At the time of the email – February 14, 2011 – Ocampo had just lodged an application seeking the summonses of the six suspects – Uhuru Kenyatta, Francis Muthaura, Hussein Ali, William Ruto, Henry Kosgey and Joshua arap Sang.

Uhuru was then serving as Deputy Prime Minister, Ruto a Cabinet minister, Muthaura head of civil service, Ali police commissioner, Kosgey minister and Sang a radio host.

Incidentally, the same day the email was sent out, Sang had lodged an application in the court seeking, among other things, that “Mr Louis Moreno Ocampo be disqualified from prosecuting the Kenyan situation and the Kenyan case including any other or further investigation.”

Sang said Ocampo was acting out of “ulterior motives that are unrelated to the cause of justice” and was possibly incompetent or disinterested in competently investigating the Kenyan situation.

Before the judges could rule on Sang’s request, and as though picking on his concerns, they requested Ocampo to hand in all witness statements he had used as a basis for seeking summonses against the six.

In a judgment issued two days after making the request to Ocampo, the three pre-trial judges – Ekaterina Trendafilova, Hans-Peter Kaul and Cuno Tarfusser – refused to entertain all Sang’s concerns, except the one raising credibility issues against Ocampo.

They nevertheless refused to grant his request to disqualify Ocampo, with a finding that they had no competence to deal with such a request.

The email conversation is titled “Re: Musa Hilal” in possible reference to the Sudanese tribal leader and special advisor to President Omar Bashir, who the court had indicted.

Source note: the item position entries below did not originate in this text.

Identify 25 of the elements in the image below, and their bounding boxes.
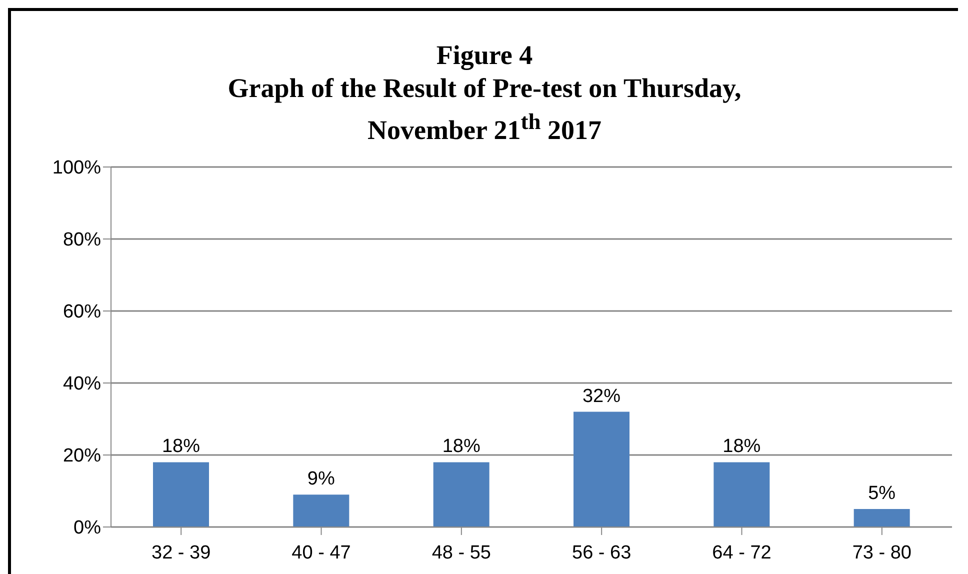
x-tick-label: 73 - 80 bbox=[852, 542, 912, 564]
y-tick-label: 20% bbox=[62, 446, 102, 467]
data-label: 9% bbox=[307, 468, 335, 490]
data-label: 32% bbox=[582, 386, 621, 407]
x-tick-label: 32 - 39 bbox=[152, 542, 211, 564]
bar bbox=[854, 509, 910, 527]
bar bbox=[574, 412, 630, 527]
y-tick-label: 0% bbox=[74, 518, 102, 539]
chart-title: Figure 4 Graph of the Result of Pre-test on Thursday, November 21$^{th}$ 2017 bbox=[226, 39, 742, 147]
bar bbox=[433, 462, 490, 527]
x-tick-label: 56 - 63 bbox=[572, 542, 632, 564]
x-tick-label: 64 - 72 bbox=[712, 542, 772, 564]
bar bbox=[293, 494, 350, 527]
y-tick-label: 80% bbox=[62, 230, 102, 251]
y-tick-label: 40% bbox=[62, 374, 102, 395]
data-label: 5% bbox=[868, 483, 896, 504]
bar bbox=[714, 462, 770, 527]
data-label: 18% bbox=[442, 436, 480, 458]
x-tick-label: 48 - 55 bbox=[432, 542, 491, 564]
bar bbox=[153, 462, 209, 527]
y-tick-label: 100% bbox=[52, 158, 102, 179]
data-label: 18% bbox=[162, 436, 200, 458]
data-label: 18% bbox=[722, 436, 761, 458]
x-tick-label: 40 - 47 bbox=[292, 542, 351, 564]
y-tick-label: 60% bbox=[62, 302, 102, 323]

The conversation also discussed the Congo DRC case, the situation in Darfur and the US support for the ICC, among other things. From the way the email is structured, it looks like the woman activist sought to understand a number of matters in the court and flagged them out in the conversation.

In the first question, she sought to understand why the ICC prosecution was seeking to tie Rwandan President Paul Kagame to suspect and Congo DRC militia leader Bosco Ntaganda. She expressed her frustrations with the US government policy on Africa and the manner of support for the court.

Proxy force

In response, the ex-prosecutor appears quite pleased with the woman’s quest for “reasons and understanding”. He called her out, “My dear *** (name redacted)... my comments in your text,” and proceeded to respond in-line and in bold.

“Kagame was behind Bosco and Nkunda. It was a proxy force to attack the Hutu’s. I need Kagame not protecting Bosco. I agree (that Kagame does not have an ICC arrest warrant), that is why I tried to work with him. He has to be on my side,” Ocampo says.

On the US support for the court, the ex-prosecutor sounds dejected in the email. He says President Barack Obama “focuses on three priorities – Iraq, Afghanistan and Middle East – and abandoned the rest, Darfur or Korea”.

When the woman wonders why the Americans are not doing enough to “use the court more”, Ocampo thunders back, brutally so: “It is not the American logic. Law is for inside USA. Outside is power.”